According to Siddiqui:
[At one point] We were the most famous social app on Gear VR out of over 1,000 apps. And also the game…it went on to become the highest grossing free-to-play app on the whole Oculus store.”
Siddiqui says he can’t share exact earnings with us, but did share that Poker VR makes, on average around 50 cents per user. To put that in perspective, League of Legends — one of the most popular online PC games — makes an average of $1.32 per user according to Super Data Research.
This figure, like most other free-to-play revenue breakdowns, is weighted heavily by power users that spend far more than typical players. In the industry, they’re also referred to as whales.
In addition to better-than-average spending habits, customers are also spending significant time in Poker VR.

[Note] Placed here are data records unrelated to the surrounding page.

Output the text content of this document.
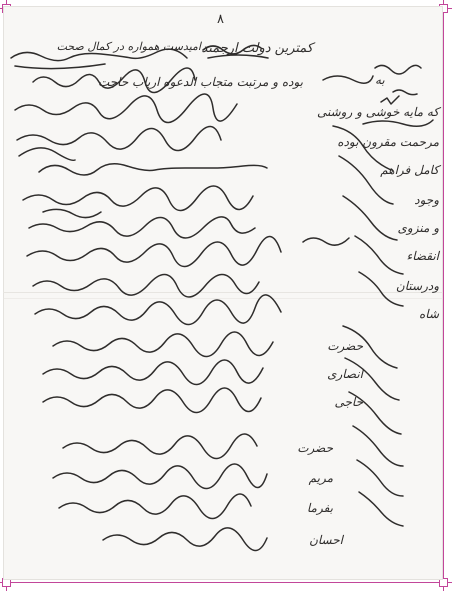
٨
کمترین دولت ارجمند
امیدست همواره در کمال صحت
به
بوده و مرتبت متجاب الدعوه ارباب حاجت
که مایه خوشی و روشنی
مرحمت مقرون بوده
کامل فراهم
وجود
و منزوی
انقضاء
ودرستان
شاه
حضرت
انصاری
حاجی
حضرت
مریم
بفرما
احسان
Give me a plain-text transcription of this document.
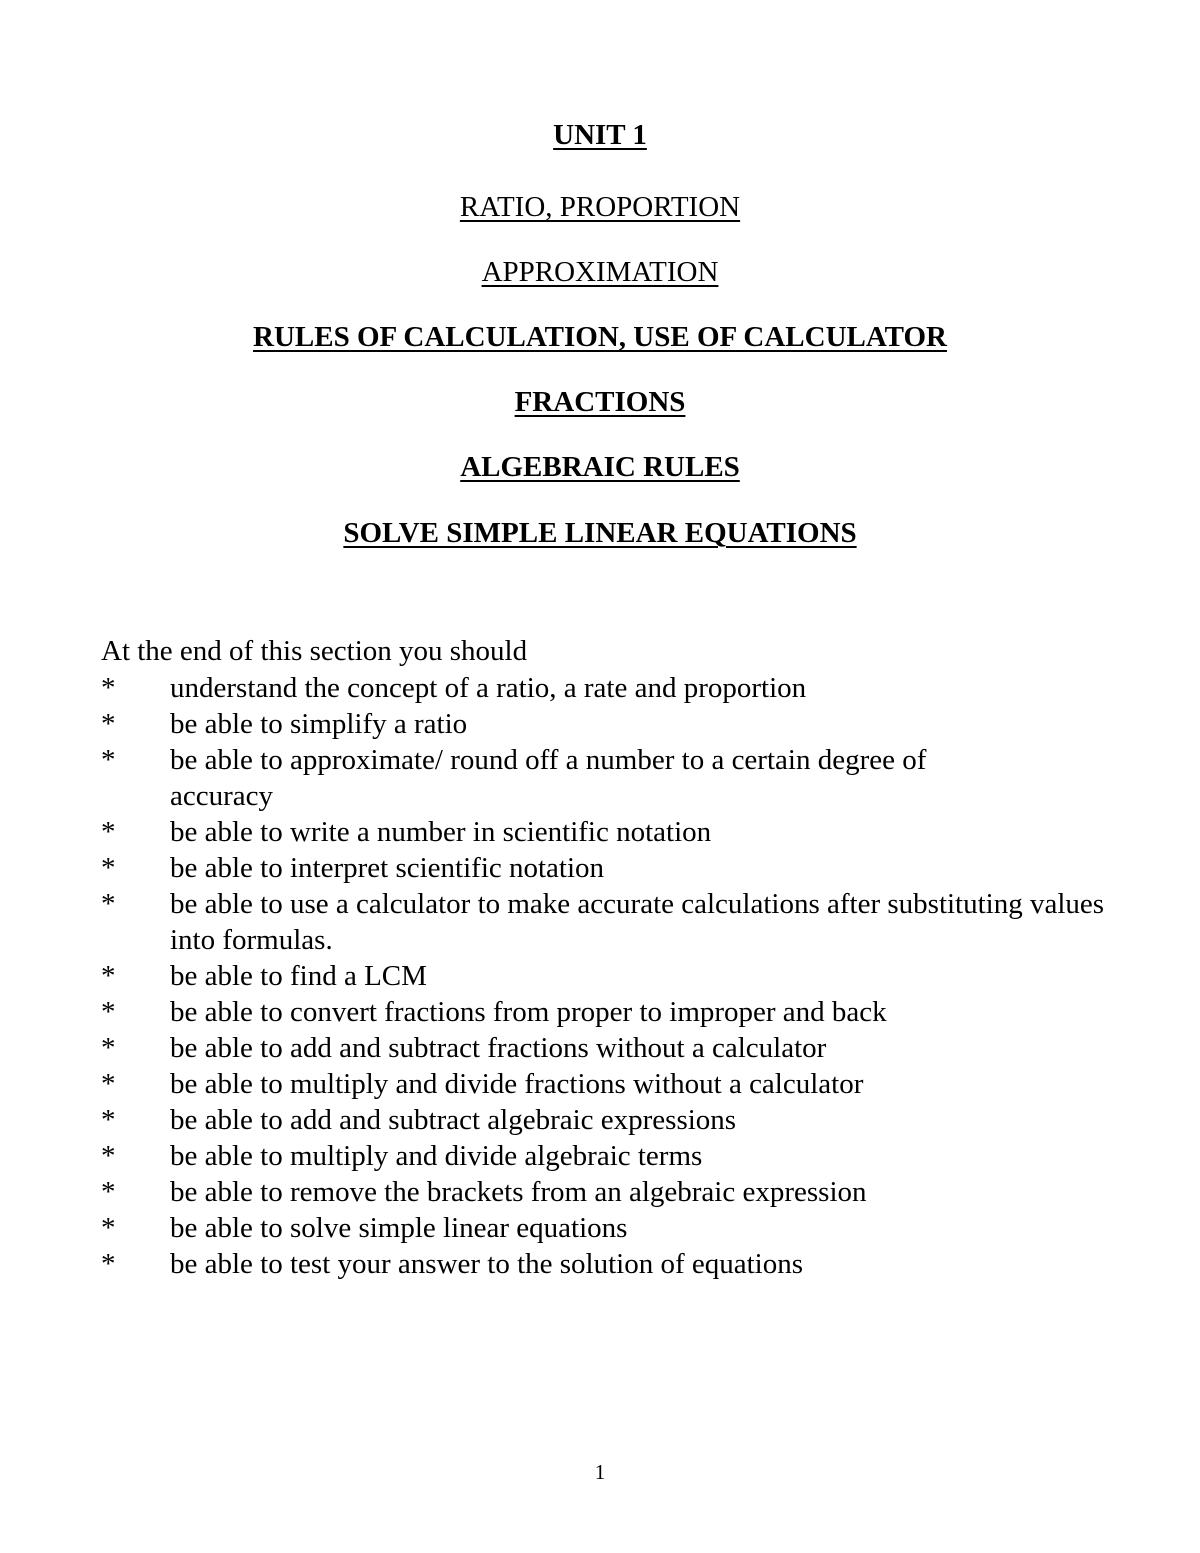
UNIT 1
RATIO, PROPORTION
APPROXIMATION
RULES OF CALCULATION, USE OF CALCULATOR
FRACTIONS
ALGEBRAIC RULES
SOLVE SIMPLE LINEAR EQUATIONS
At the end of this section you should
* understand the concept of a ratio, a rate and proportion
* be able to simplify a ratio
* be able to approximate/ round off a number to a certain degree of accuracy
* be able to write a number in scientific notation
* be able to interpret scientific notation
* be able to use a calculator to make accurate calculations after substituting values into formulas.
* be able to find a LCM
* be able to convert fractions from proper to improper and back
* be able to add and subtract fractions without a calculator
* be able to multiply and divide fractions without a calculator
* be able to add and subtract algebraic expressions
* be able to multiply and divide algebraic terms
* be able to remove the brackets from an algebraic expression
* be able to solve simple linear equations
* be able to test your answer to the solution of equations
1
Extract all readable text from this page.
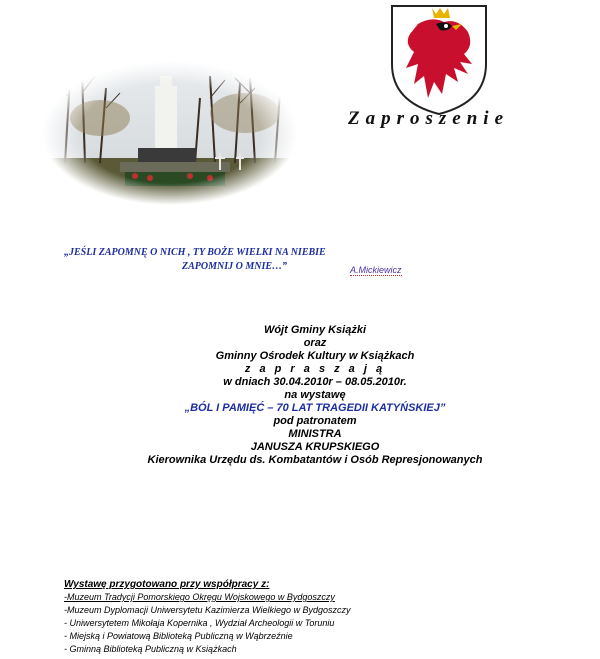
Zaproszenie
„JEŚLI ZAPOMNĘ O NICH , TY BOŻE WIELKI NA NIEBIE
ZAPOMNIJ O MNIE…”	A.Mickiewicz
Wójt Gminy Książki
oraz
Gminny Ośrodek Kultury w Książkach
z a p r a s z a j ą
w dniach 30.04.2010r – 08.05.2010r.
na wystawę
„BÓL I PAMIĘĆ – 70 LAT TRAGEDII KATYŃSKIEJ”
pod patronatem
MINISTRA
JANUSZA KRUPSKIEGO
Kierownika Urzędu ds. Kombatantów i Osób Represjonowanych
Wystawę przygotowano przy współpracy z:
-Muzeum Tradycji Pomorskiego Okręgu Wojskowego w Bydgoszczy
-Muzeum Dyplomacji Uniwersytetu Kazimierza Wielkiego w Bydgoszczy
- Uniwersytetem Mikołaja Kopernika , Wydział Archeologii w Toruniu
- Miejską i Powiatową Biblioteką Publiczną w Wąbrzeźnie
- Gminną Biblioteką Publiczną w Książkach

Saddiqui explained that the average playing time of a Poker VR user is currently 62 minutes, crediting the success of Poker VR with his team’s commitment to developing interesting and unique social features.
“We came in with a lot of assumptions, but we completely rethought our approach towards game design in VR,” Saddiqui said. “The result is Poker VR. We didn’t change any poker dynamics. You know how poker works. But what we did was we built around this a lot of what we now call social background features.”
These social background features are what keep players engaged, entertained and spending according to Saddiqui.
“For example, one of the things that we were seeing in our community is that people really care about cosmetic upgrades,” Saddiqui said. “If they’re present in this universe for so long they care about how they look. They care about their social status, they care about their friends. So one of the features that Poker VR introduced was a very diverse avatar system. There are around 400 million unique customizations options.”
In typical free-to-play fashion, these cosmetics are purchased with in-game gold that can be purchased for real-life currency.
Real-life social connections matter for Poker VR as well. According to Saddiqui “there’s a definite correlation between the more friends you have the more engaged you are with the game.”
Poker VR is available now to download for free on the Oculus Store. It requires a Gear VR headset and a compatible smartphone.